The Gardens Between is about two kids, Ariana and Frendt, exploring surreal islands that are made from objects in their shared memories. But you don’t actually control either character directly — you control the flow of time. At first this seems like a difficult thing to wrap your head around. But because of how you are able to observe the forward and backward movement of time, it all makes sense, as you’re able to understand the causality of events. However, when I think about how the characters might see these events unfolding, I end up giving myself a headache. But I can’t stop thinking about it.

Controlling time in The Gardens Between is a bit like scrubbing through a video: tilting the analog stick to the right moves time forward, tilting it left rewinds, and not using it at all stops time completely. And while you can never move time faster than normal speed, tilting the stick only slightly causes time to move slowly. You can also only control time so far as Ariana and Frendt are able to progress, because eventually as you move time forward either, or sometimes both, character will encounter something that stops them.

Their end goal on each island is to reach a large pedestal at the top, and they have to do it while Ariana is in possession of a white orb in a lantern-like thing she carries. Mainly your job is to use your perspective outside their timeline to manipulate things to help them progress, which sometimes involves prompting the characters to interact with certain objects. But for the most part, you are using that perspective to understand and affect the causality of events.

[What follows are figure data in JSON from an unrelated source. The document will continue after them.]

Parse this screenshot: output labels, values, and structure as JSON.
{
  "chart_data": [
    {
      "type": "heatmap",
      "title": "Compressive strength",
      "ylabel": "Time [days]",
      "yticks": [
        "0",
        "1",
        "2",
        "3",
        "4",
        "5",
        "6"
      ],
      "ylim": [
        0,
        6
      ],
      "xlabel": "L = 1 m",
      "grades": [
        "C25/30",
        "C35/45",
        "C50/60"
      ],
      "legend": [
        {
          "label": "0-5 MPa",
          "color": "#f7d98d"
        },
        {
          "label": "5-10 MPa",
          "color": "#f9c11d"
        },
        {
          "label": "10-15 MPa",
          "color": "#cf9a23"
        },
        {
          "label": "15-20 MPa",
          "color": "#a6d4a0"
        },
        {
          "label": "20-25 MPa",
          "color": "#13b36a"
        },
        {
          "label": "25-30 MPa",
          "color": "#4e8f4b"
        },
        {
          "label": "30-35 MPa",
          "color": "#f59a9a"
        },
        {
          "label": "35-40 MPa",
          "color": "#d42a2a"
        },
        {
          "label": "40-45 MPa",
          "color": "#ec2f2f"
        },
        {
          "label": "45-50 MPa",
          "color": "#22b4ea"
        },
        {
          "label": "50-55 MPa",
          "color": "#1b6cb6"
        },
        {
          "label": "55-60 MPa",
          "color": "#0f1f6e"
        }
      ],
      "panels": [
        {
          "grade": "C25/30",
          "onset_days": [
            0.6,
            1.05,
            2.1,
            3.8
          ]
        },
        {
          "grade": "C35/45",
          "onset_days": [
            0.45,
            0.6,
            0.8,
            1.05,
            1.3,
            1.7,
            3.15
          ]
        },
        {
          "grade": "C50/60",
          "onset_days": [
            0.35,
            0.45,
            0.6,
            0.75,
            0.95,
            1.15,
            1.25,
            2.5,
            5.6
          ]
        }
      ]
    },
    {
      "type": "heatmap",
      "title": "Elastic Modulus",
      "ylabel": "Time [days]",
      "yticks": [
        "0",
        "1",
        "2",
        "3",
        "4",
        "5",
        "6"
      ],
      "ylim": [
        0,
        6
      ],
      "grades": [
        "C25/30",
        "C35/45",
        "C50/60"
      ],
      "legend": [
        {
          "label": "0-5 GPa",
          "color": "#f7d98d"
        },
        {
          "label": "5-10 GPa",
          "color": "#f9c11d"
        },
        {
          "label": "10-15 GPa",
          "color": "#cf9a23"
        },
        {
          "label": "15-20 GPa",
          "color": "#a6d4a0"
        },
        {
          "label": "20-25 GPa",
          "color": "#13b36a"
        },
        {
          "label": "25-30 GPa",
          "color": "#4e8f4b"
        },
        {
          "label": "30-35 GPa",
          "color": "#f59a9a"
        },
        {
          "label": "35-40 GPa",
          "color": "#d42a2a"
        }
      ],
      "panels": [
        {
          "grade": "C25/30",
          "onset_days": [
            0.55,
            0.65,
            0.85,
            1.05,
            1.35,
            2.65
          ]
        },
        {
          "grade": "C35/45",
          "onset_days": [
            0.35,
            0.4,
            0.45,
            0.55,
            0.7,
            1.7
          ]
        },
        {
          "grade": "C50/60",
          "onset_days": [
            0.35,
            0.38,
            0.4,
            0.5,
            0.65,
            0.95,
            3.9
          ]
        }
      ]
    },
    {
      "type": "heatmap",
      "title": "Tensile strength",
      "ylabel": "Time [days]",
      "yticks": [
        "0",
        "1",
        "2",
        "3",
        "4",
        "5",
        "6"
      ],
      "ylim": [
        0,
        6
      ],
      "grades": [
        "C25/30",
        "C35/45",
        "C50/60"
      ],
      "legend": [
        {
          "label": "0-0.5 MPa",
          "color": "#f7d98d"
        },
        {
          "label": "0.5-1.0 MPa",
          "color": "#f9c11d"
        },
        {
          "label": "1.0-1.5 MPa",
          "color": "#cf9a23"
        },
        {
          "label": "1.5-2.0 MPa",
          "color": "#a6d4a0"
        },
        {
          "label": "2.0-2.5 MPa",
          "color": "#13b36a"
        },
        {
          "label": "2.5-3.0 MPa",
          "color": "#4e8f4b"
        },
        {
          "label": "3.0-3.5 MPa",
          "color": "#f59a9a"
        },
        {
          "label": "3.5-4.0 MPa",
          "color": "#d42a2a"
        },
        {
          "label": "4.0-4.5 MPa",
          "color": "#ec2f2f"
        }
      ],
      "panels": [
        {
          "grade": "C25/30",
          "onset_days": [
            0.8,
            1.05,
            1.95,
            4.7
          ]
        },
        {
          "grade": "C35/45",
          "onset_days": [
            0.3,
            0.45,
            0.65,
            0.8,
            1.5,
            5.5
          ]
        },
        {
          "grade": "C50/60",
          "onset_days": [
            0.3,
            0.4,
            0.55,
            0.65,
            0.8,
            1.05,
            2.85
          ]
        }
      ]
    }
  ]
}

On one island you might find that Ariana can collect the white orb early on, but as she proceeds she encounters something that absorbs the orb as she passes. In order to get around this you need to scrub through the timeline for something she can put the orb onto that will avoid these absorbing objects, and allow her to collect the orb again later on.

In the game, this series of events might go something like this:

1. Ariana and Frendt set off through the island.
2. Ariana and Frendt walk past the orb-absorbing object.
3. Frendt rings a bell that causes the white orb to appear.
4. Time rewinds to when they would have approached the white orb, but hadn’t because it wasn’t there.
5. Ariana encounters and collects the white orb.
6. Ariana loses the white orb to the absorbing thing.
7. Time rewinds to have Ariana collect the orb again.
8. Ariana puts the orb on the first pedestal.
9. The pedestal moves, and in doing so, gets too close and loses the orb to the absorbing thing.
10. Time rewinds to have Ariana collect the orb again.
11. Ariana puts the orb on the second pedestal.
12. The pedestal moves further down the path as Ariana and Frendt walk past the orb-absorbing thing.
13. Ariana re-collects the orb from the pedestal.
14. Ariana and Frendt proceed to the end of the level.

But from the perspective of the characters the series of events would unfold like this:

1. Ariana and Frendt set off through the island.
2. Ariana encounters and collects the white orb.
3. Ariana places the orb on a pedestal.
4. The pedestal moves further down the path as Ariana and Frendt walk past the orb-absorbing thing.
5. Ariana recollects the orb from the pedestal.
6. Ariana and Frendt proceed to the end of the level.

It’s in thinking about these differences in perspectives that I start to get a headache, but a good kind. It’s similar to when you watch too many videos about how the fourth dimension works. It’s inherently a concept that is difficult to wrap your head around since your brain isn’t built to understand the world in that way. From their perspective there is no way to understand, or even observe, the causality of events that occur for them to reach their goal. Objects could appear out of nowhere, one of them could suddenly teleport, or seemingly nothing could happen as they stroll through the island.

While it’s fascinating to think about things in this way, the game isn’t presented from their perspective, but one where you can observe the causality of events. Yet from that perspective it manages to convey some complicated theoretical concepts about time and space in a way you can understand, without you really noticing it. Just keep some pain relievers handy.

The Gardens Between was created by The Voxel Agents. You can get it on Switch, PS4, and Steam (Windows / Mac OS) for \$19.99. It takes about two or three hours to finish.